IL VOLTO NASCOSTO E TRASFIGURATO DI CRISTO

http://www.artcurel.it/ARTCUREL/RELIGIONE/TEOLOGIA%20SIMBOLICA/VoltonascostoetrasfiguratodiCristo-Vcongresso.htm

IL VOLTO NASCOSTO E TRASFIGURATO DI CRISTO

(stralcio, propongo solo alcuni testi, ce ne sono molti perché è un Congresso)

Atti dal V Congresso Internazionale sul Volto di Cristo

Pontificia Università Urbaniana

Roma,  2001

LA BELLEZZA, VIA AL VOLTO DI CRISTO

Thomas Spidlik, SJ     P. Thomas Spidlik analizza la « via della bellezza » attraverso la testimonianza delle icone. Il volto umano è oggetto principale dell’iconografia sacra, dato che l’uomo è stato creato ad immagine di Dio e, come microcosmo, rappresenta tutta la realtà: unisce il mondo visibile e invisibile, umano e divino. I veri artisti però riescono a fare un « ritratto », a presentare il volto umano così che unisce diversi momenti di vita, come, per esempio, mitezza e fermezza, dolcezza e risolutezza.     L’icona, tuttavia, è ancora di più. Deve presentare il volto umano come trasfigurato dallo Spirito Santo. Dato che lo Spirito è comune a tutti i santi, sulle icone diminuisce l’individualità e sono sottolineati più i tratti comuni della vita nello Spirito. Ma non è sempre in modo uguale. Così ad esempio le icone russe sono più vicine ai ritratti che quelle greche. Ma devono sempre essere vere icone, divine e umane insieme, testimoniare la vita dello Spirito nella vita umana.     L’iconografo sacro deve presentare il volto non svuotato, ma pieno di vita dello Spirito, il quale dà senso ai tratti umani.
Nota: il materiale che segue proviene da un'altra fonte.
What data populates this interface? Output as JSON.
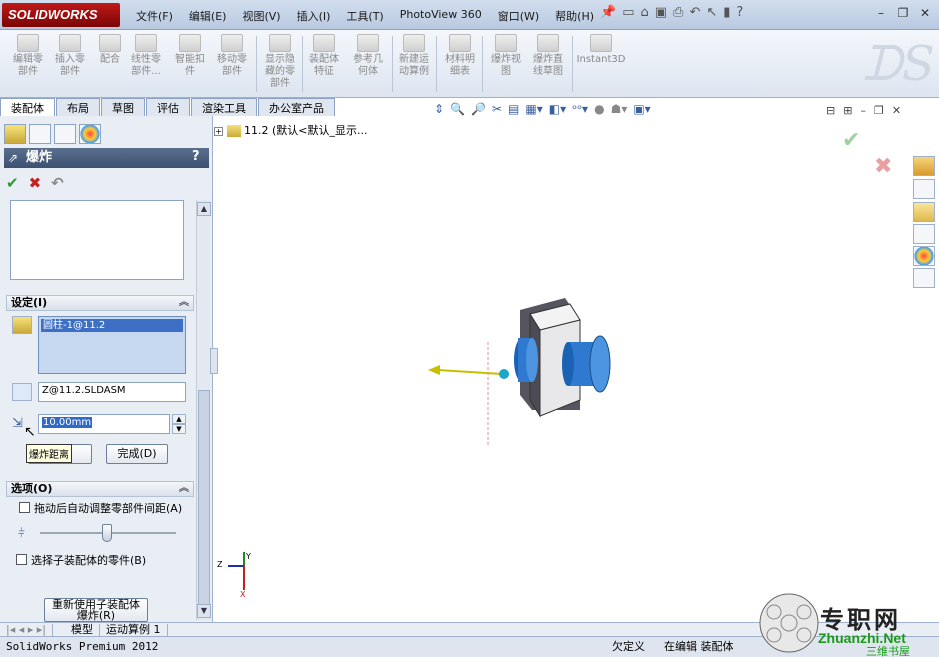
{
  "app": {
    "logo": "SOLIDWORKS"
  },
  "menu": [
    "文件(F)",
    "编辑(E)",
    "视图(V)",
    "插入(I)",
    "工具(T)",
    "PhotoView 360",
    "窗口(W)",
    "帮助(H)"
  ],
  "ribbon": {
    "buttons": [
      {
        "label": "编辑零\n部件"
      },
      {
        "label": "插入零\n部件"
      },
      {
        "label": "配合"
      },
      {
        "label": "线性零\n部件..."
      },
      {
        "label": "智能扣\n件"
      },
      {
        "label": "移动零\n部件"
      },
      {
        "label": "显示隐\n藏的零\n部件"
      },
      {
        "label": "装配体\n特征"
      },
      {
        "label": "参考几\n何体"
      },
      {
        "label": "新建运\n动算例"
      },
      {
        "label": "材料明\n细表"
      },
      {
        "label": "爆炸视\n图"
      },
      {
        "label": "爆炸直\n线草图"
      },
      {
        "label": "Instant3D"
      }
    ]
  },
  "cmd_tabs": [
    "装配体",
    "布局",
    "草图",
    "评估",
    "渲染工具",
    "办公室产品"
  ],
  "property_manager": {
    "title": "爆炸",
    "help": "?",
    "settings": {
      "header": "设定(I)",
      "selected_item": "圆柱-1@11.2",
      "direction_field": "Z@11.2.SLDASM",
      "distance_value": "10.00mm",
      "tooltip": "爆炸距离",
      "apply_label": "",
      "done_label": "完成(D)"
    },
    "options": {
      "header": "选项(O)",
      "auto_space": "拖动后自动调整零部件间距(A)",
      "select_sub": "选择子装配体的零件(B)",
      "reuse_label": "重新使用子装配体\n爆炸(R)"
    }
  },
  "tree": {
    "root": "11.2  (默认<默认_显示..."
  },
  "axis_labels": {
    "z": "Z",
    "y": "Y",
    "x": "X"
  },
  "bottom_tabs": [
    "模型",
    "运动算例 1"
  ],
  "status": {
    "product": "SolidWorks Premium 2012",
    "state1": "欠定义",
    "state2": "在编辑 装配体"
  },
  "watermark": {
    "title": "专职网",
    "url": "Zhuanzhi.Net",
    "sub": "三维书屋"
  }
}
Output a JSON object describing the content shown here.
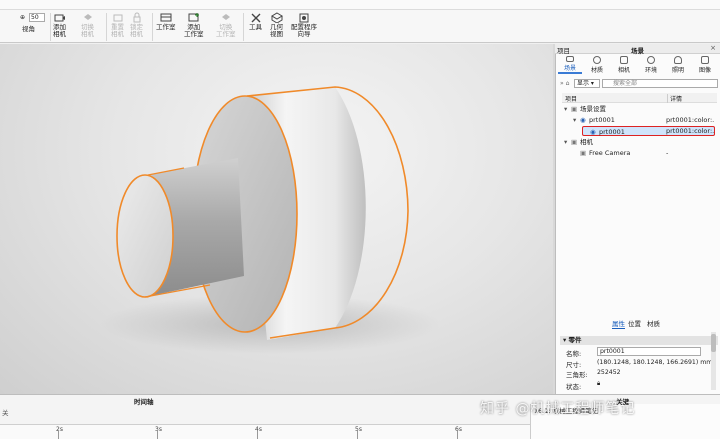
{
  "toolbar": {
    "view_label": "视角",
    "zoom_value": "50",
    "add_camera": "添加\n相机",
    "switch_camera": "切换\n相机",
    "reset_camera": "重置\n相机",
    "lock_camera": "锁定\n相机",
    "studio": "工作室",
    "add_studio": "添加\n工作室",
    "switch_studio": "切换\n工作室",
    "tools": "工具",
    "geometry_view": "几何\n视图",
    "config_wizard": "配置程序\n向导"
  },
  "panel": {
    "title_left": "项目",
    "title_center": "场景",
    "tabs": [
      "场景",
      "材质",
      "相机",
      "环境",
      "照明",
      "图像"
    ],
    "display_select": "显示",
    "search_placeholder": "搜索全部",
    "col_item": "项目",
    "col_detail": "详情",
    "tree": [
      {
        "label": "场景设置",
        "detail": "",
        "indent": 0,
        "toggle": "−",
        "eye": false
      },
      {
        "label": "prt0001",
        "detail": "prt0001:color:...",
        "indent": 1,
        "toggle": "−",
        "eye": true
      },
      {
        "label": "prt0001",
        "detail": "prt0001:color:...",
        "indent": 2,
        "toggle": "",
        "eye": true,
        "selected": true
      },
      {
        "label": "相机",
        "detail": "",
        "indent": 0,
        "toggle": "−",
        "eye": false
      },
      {
        "label": "Free Camera",
        "detail": "-",
        "indent": 1,
        "toggle": "",
        "eye": false
      }
    ],
    "subtabs": [
      "属性",
      "位置",
      "材质"
    ],
    "section": "零件",
    "props": {
      "name_label": "名称:",
      "name_value": "prt0001",
      "size_label": "尺寸:",
      "size_value": "(180.1248, 180.1248, 166.2691) mm",
      "tri_label": "三角形:",
      "tri_value": "252452",
      "state_label": "状态:"
    }
  },
  "timeline": {
    "title": "时间轴",
    "title_right": "关键",
    "left_label": "关",
    "ticks": [
      "2s",
      "3s",
      "4s",
      "5s",
      "6s"
    ],
    "right_text": "16.1: 机械工程师笔记"
  },
  "watermark": "知乎 @机械工程师笔记",
  "colors": {
    "selection_outline": "#f08a2a",
    "highlight_box": "#dd2222",
    "accent": "#3a7bd5"
  }
}
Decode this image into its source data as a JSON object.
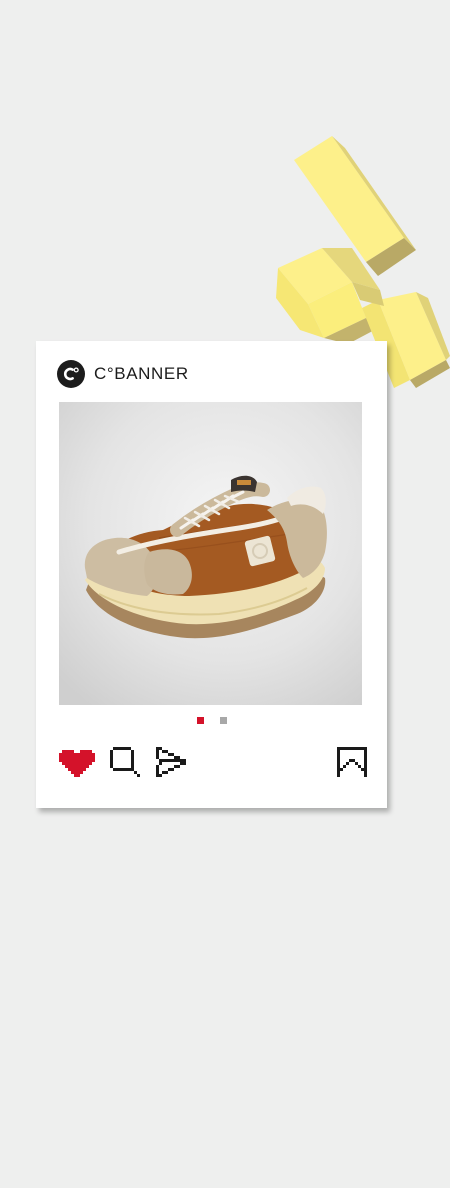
{
  "brand": {
    "name": "C°BANNER",
    "logo_icon": "c-degree-logo-icon",
    "logo_letter": "C"
  },
  "product": {
    "image_description_icon": "sneaker-image"
  },
  "pager": {
    "count": 2,
    "active_index": 0,
    "active_color": "#d4122a",
    "inactive_color": "#a8a8a8"
  },
  "actions": {
    "like_icon": "heart-icon",
    "like_color": "#d4122a",
    "search_icon": "search-icon",
    "share_icon": "share-arrow-icon",
    "bookmark_icon": "bookmark-icon"
  },
  "colors": {
    "background": "#eeefee",
    "card": "#ffffff",
    "deco_block_top": "#fdf08a",
    "deco_block_side": "#b9a966"
  }
}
Per farlo l’iconografia tradizionale ha sviluppato un simbolismo eloquente. In conformità con l’ideale monastico, l’ascesi, il sacrificio della carne aumenta la forza dello Spirito. Perciò sulle icone l’aspetto esteriore del volto è di solito caratterizzato con sobiretà e discrezione. La luce sulle icone non è esterna, ma proviene dall’interno del volto e lo rende trasparente.     Tutto questo simbolismo ha i suoi fondamenti dogmatici, sviluppati nelle numerosissime omelie dei Padri e degli autori bizantini sulla Trasfigurazione.     La contemplazione è progressiva. Se la luce taborica rppresenta lo scopo finale, il suo inizio è la fede.     La Trasfigurazione ci invita quindi alla conversione della nostra visione del mondo. Ci insegna a scoprire il suo vero senso: l’universo « trasformato » per mezzo di Cristo.    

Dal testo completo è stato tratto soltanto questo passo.